Detroit bike and trail progress is moving at a pace we never could have imagined when we started over a decade again. Back then we celebrated sharrows. Now Motown has leapfrogged other US cities to become a leader in building non-motorized infrastructure.

This doesn’t appear to be slowing down in 2019 and we’ve picked out a number of projects that illustrate this progress.

Detroit RiverWalk

It’s exciting every time a new piece of the RiverWalk puzzle is completed and a gap is closed. Soon the Detroit Riverfront Conservancy will have more construction ongoing that ever before.
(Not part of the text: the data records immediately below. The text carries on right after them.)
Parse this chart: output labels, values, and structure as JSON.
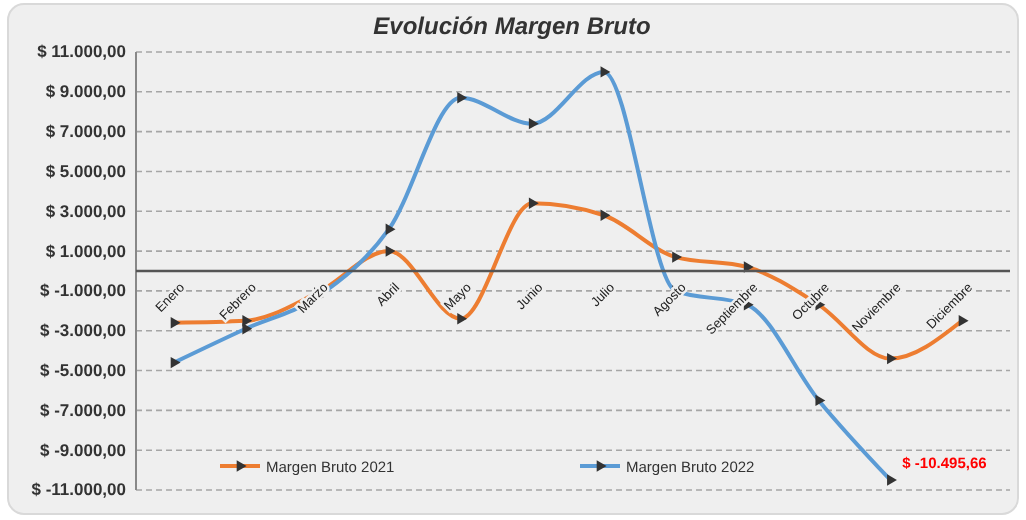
{
  "chart_data": {
    "type": "line",
    "title": "Evolución Margen Bruto",
    "categories": [
      "Enero",
      "Febrero",
      "Marzo",
      "Abril",
      "Mayo",
      "Junio",
      "Julio",
      "Agosto",
      "Septiembre",
      "Octubre",
      "Noviembre",
      "Diciembre"
    ],
    "series": [
      {
        "name": "Margen Bruto 2021",
        "color": "#ed7d31",
        "values": [
          -2600,
          -2500,
          -1100,
          1000,
          -2400,
          3400,
          2800,
          700,
          200,
          -1700,
          -4400,
          -2500
        ]
      },
      {
        "name": "Margen Bruto 2022",
        "color": "#5b9bd5",
        "values": [
          -4600,
          -2900,
          -1300,
          2100,
          8700,
          7400,
          10000,
          -1000,
          -1700,
          -6500,
          -10495.66,
          null
        ]
      }
    ],
    "ylim": [
      -11000,
      11000
    ],
    "yticks": [
      {
        "value": 11000,
        "label": "$ 11.000,00"
      },
      {
        "value": 9000,
        "label": "$ 9.000,00"
      },
      {
        "value": 7000,
        "label": "$ 7.000,00"
      },
      {
        "value": 5000,
        "label": "$ 5.000,00"
      },
      {
        "value": 3000,
        "label": "$ 3.000,00"
      },
      {
        "value": 1000,
        "label": "$ 1.000,00"
      },
      {
        "value": -1000,
        "label": "$ -1.000,00"
      },
      {
        "value": -3000,
        "label": "$ -3.000,00"
      },
      {
        "value": -5000,
        "label": "$ -5.000,00"
      },
      {
        "value": -7000,
        "label": "$ -7.000,00"
      },
      {
        "value": -9000,
        "label": "$ -9.000,00"
      },
      {
        "value": -11000,
        "label": "$ -11.000,00"
      }
    ],
    "annotations": [
      {
        "text": "$ -10.495,66",
        "x": "Noviembre",
        "y": -10495.66
      }
    ],
    "grid": "y",
    "legend": "bottom",
    "marker": "triangle",
    "line_style": "solid"
  }
}
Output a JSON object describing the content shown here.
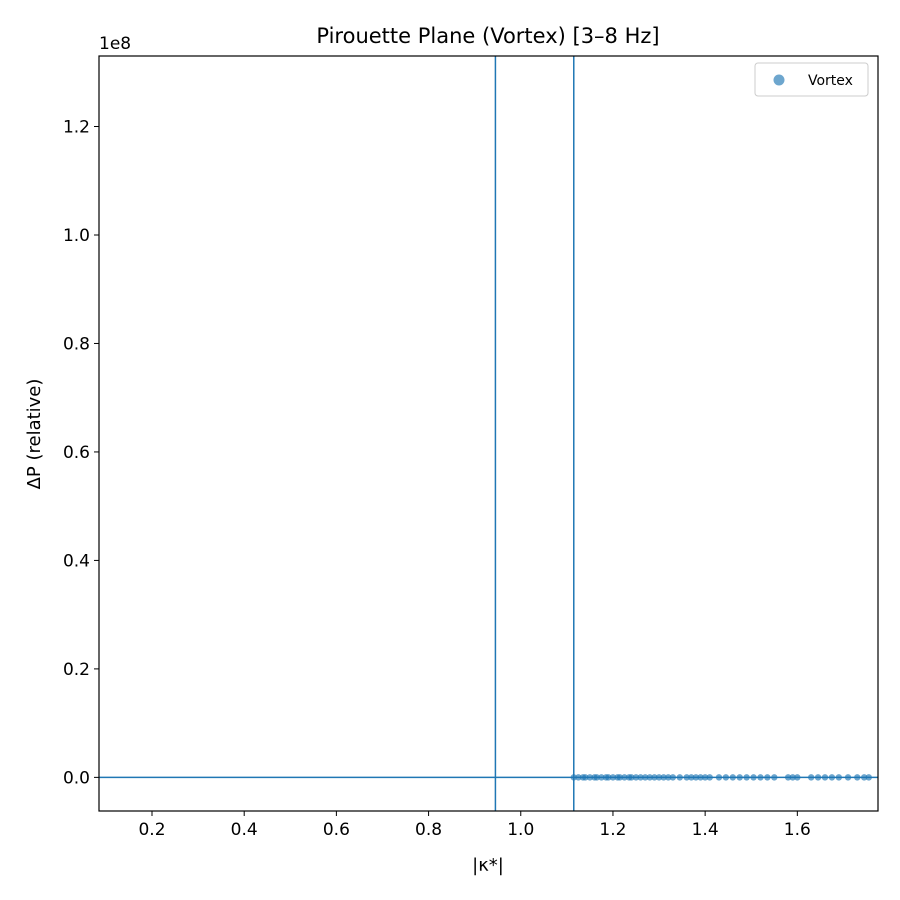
{
  "chart_data": {
    "type": "scatter",
    "title": "Pirouette Plane (Vortex)  [3–8 Hz]",
    "xlabel": "|κ*|",
    "ylabel": "ΔP (relative)",
    "y_offset_label": "1e8",
    "xlim": [
      0.085,
      1.775
    ],
    "ylim": [
      -0.062,
      1.33
    ],
    "x_ticks": [
      0.2,
      0.4,
      0.6,
      0.8,
      1.0,
      1.2,
      1.4,
      1.6
    ],
    "x_tick_labels": [
      "0.2",
      "0.4",
      "0.6",
      "0.8",
      "1.0",
      "1.2",
      "1.4",
      "1.6"
    ],
    "y_ticks": [
      0.0,
      0.2,
      0.4,
      0.6,
      0.8,
      1.0,
      1.2
    ],
    "y_tick_labels": [
      "0.0",
      "0.2",
      "0.4",
      "0.6",
      "0.8",
      "1.0",
      "1.2"
    ],
    "reference_lines": {
      "vertical_x": [
        0.945,
        1.115
      ],
      "horizontal_y": [
        0.0
      ]
    },
    "series_color": "#1f77b4",
    "legend_location": "top-right",
    "series": [
      {
        "name": "Vortex",
        "x": [
          1.115,
          1.125,
          1.135,
          1.14,
          1.15,
          1.16,
          1.165,
          1.175,
          1.185,
          1.19,
          1.2,
          1.21,
          1.215,
          1.225,
          1.235,
          1.24,
          1.25,
          1.26,
          1.27,
          1.28,
          1.29,
          1.3,
          1.31,
          1.32,
          1.33,
          1.345,
          1.36,
          1.37,
          1.38,
          1.39,
          1.4,
          1.41,
          1.43,
          1.445,
          1.46,
          1.475,
          1.49,
          1.505,
          1.52,
          1.535,
          1.55,
          1.58,
          1.59,
          1.6,
          1.63,
          1.645,
          1.66,
          1.675,
          1.69,
          1.71,
          1.73,
          1.745,
          1.755
        ],
        "y": [
          0,
          0,
          0,
          0,
          0,
          0,
          0,
          0,
          0,
          0,
          0,
          0,
          0,
          0,
          0,
          0,
          0,
          0,
          0,
          0,
          0,
          0,
          0,
          0,
          0,
          0,
          0,
          0,
          0,
          0,
          0,
          0,
          0,
          0,
          0,
          0,
          0,
          0,
          0,
          0,
          0,
          0,
          0,
          0,
          0,
          0,
          0,
          0,
          0,
          0,
          0,
          0,
          0
        ]
      }
    ]
  }
}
  • Atwater Beach near Jos Campau is under construction now and is expected to be opened in September. This is going to be a very unique and popular gathering place along the Riverfront with its bridge and sandy beach (but no water access.)
  • The groundbreaking for the Uniroyal site should occur this year. This is the major gap between Mt. Elliott Park, Gabriel Richard Park, and the MacArthur Bridge to Belle Isle.
  • The city of Detroit expects the Jos Campau Greenway will be under construction this year. This will provide access from the RiverWalk to E. Vernor along Jos Campau Avenue and on the existing public pathway. A pathway between Larned and E. Jefferson will be added as well.
  • On the West Riverfront, the Ralph C. Wilson Jr. Centennial Park received $50 million in October, $40 million of which is for construction. While work continues on the park, it is not scheduled to be open until Fall 2022.
  • The Riverfront Connector between the Joe Louis Arena and Centennial Park was recommended for a $3 million Michigan Natural Resources Trust Fund grant. Additional funding is required to build this trail segment along the river.
  • Planning continues on the May Creek Greenway between Centennial park and Roosevelt Park. This should get quite interesting with Ford Motor Company renovating the train station and now owning some of the property required for the trail. Their community benefits agreement includes verbal support for the greenway.
  • Last but not least, the city of Detroit said they would be repaving W. Jefferson between Centennial Park and Riverside Park. This would be a major park connector. Currently the road appears war torn. This could be the most underrated project on this list.